Saturday, March 14, 2009

Andrew Sullivan at the Daily Dish had an excellent post yesterday that summed up a great deal of how many felt with Jon Stewart and Jim Cramer on Thursday. Here for me are some of the money quotes from Sullivan:

Did you expect that? I expected a jolly and ultimately congenial discussion, after some banter. What Cramer walked into was an ambush of anger. He crumbled from the beginning...

Stewart - that little comic with the Droopy voice for Lieberman - is actually becoming an accidental activist. ... what Stewart has done is rip off that little band-aid of faux solidarity for a modicum of ethical and moral accountability...

It's not enough any more, guys, to make fantastic errors and then to carry on authoritatively as if nothing just happened. You will be called on it. ... [A]n insistent and vulgar demand for some responsibility, some moral and ethical accountability for previous decisions and pronouncements.

Braver, please. And louder.
Reading blog posts yesterday in response to the great CNBC/Daily Show debate was interesting. I agree wholeheartedly with Sullivan. The issue isn't conservative -vs - liberal or news - vs - comedy. If you are liberal you watch MSNBC. If you are conservative you watch Fox. If you want news maybe you watch the Evening News shows or CNN from time to time. CNBC and similar networks are promising information and news but have been giving us something else. Which is what Stewart called Cramer on.
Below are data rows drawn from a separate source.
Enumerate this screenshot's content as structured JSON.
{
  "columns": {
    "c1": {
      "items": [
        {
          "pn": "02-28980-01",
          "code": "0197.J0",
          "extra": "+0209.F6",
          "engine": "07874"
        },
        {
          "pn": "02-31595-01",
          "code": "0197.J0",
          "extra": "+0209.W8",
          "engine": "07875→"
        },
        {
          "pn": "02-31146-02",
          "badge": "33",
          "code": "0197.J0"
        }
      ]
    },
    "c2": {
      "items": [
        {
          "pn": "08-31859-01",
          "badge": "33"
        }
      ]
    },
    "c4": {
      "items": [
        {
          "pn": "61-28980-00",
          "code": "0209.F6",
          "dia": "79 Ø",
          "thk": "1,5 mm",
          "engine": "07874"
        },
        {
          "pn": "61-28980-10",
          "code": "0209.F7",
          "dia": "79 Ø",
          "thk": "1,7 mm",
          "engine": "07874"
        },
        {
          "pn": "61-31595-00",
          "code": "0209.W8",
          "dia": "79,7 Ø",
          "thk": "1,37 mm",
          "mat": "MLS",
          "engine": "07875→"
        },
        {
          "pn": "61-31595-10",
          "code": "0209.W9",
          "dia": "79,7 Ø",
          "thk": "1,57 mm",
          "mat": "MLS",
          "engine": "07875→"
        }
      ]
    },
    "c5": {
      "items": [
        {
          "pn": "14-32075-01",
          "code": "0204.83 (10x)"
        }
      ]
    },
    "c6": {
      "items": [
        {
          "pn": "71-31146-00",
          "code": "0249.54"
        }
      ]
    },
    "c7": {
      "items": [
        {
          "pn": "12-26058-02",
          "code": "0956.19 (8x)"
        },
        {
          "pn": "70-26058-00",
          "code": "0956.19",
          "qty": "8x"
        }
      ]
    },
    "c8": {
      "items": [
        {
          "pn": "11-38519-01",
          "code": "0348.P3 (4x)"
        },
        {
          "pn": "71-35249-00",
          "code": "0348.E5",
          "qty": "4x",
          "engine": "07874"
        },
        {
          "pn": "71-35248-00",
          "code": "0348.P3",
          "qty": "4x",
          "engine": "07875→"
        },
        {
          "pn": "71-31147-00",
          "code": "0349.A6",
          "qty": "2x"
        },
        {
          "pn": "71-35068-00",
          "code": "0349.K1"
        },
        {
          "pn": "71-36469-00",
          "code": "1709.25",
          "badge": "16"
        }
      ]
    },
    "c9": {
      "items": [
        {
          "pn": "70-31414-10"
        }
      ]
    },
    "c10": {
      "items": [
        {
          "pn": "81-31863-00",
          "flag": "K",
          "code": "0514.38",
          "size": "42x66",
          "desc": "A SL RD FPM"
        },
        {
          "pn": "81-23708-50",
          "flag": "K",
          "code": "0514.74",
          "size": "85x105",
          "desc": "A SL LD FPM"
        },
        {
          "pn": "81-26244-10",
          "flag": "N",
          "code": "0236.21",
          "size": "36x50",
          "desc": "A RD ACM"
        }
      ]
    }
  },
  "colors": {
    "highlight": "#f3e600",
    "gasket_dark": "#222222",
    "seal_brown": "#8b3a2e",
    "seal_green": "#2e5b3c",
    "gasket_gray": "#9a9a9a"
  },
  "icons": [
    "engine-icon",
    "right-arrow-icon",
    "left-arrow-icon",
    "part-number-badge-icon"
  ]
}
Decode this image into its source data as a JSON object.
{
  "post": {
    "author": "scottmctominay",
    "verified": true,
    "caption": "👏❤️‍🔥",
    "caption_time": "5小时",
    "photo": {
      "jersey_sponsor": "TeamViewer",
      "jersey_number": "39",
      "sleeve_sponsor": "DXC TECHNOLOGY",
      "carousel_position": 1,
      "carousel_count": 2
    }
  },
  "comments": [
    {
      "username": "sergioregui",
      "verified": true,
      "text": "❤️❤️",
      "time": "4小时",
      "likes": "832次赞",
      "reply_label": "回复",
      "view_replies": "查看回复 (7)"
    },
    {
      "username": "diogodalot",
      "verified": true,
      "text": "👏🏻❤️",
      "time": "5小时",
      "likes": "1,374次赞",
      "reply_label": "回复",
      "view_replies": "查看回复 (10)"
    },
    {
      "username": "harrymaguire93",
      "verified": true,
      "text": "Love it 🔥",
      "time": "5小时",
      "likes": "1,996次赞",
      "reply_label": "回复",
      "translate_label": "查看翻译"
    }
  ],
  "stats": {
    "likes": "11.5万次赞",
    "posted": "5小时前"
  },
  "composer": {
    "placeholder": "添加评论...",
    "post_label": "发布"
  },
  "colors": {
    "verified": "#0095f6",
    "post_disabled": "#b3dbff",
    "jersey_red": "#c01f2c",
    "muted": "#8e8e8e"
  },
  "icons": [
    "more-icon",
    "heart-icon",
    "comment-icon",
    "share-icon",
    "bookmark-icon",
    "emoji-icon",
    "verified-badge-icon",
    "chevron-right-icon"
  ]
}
Stewart was clearly angry, and as my wife commented, he was saying all the things that many of us want to say to people like Cramer. He never let Cramer off the hook until the very end when he accepted a sort-of promise from Cramer to do better. He kept saying over and over that this wasn't personally about Jim Cramer. It was about the promises of the network knowing the behind the scenes shenanigans and turning away.

We have found over these past 35 post-Watergate years that from time to time we are no longer giving that kind of a pass to presidents and other politicians as often as we used to. Now may be another turning point in calling those we thought we could trust with information on their crap as well.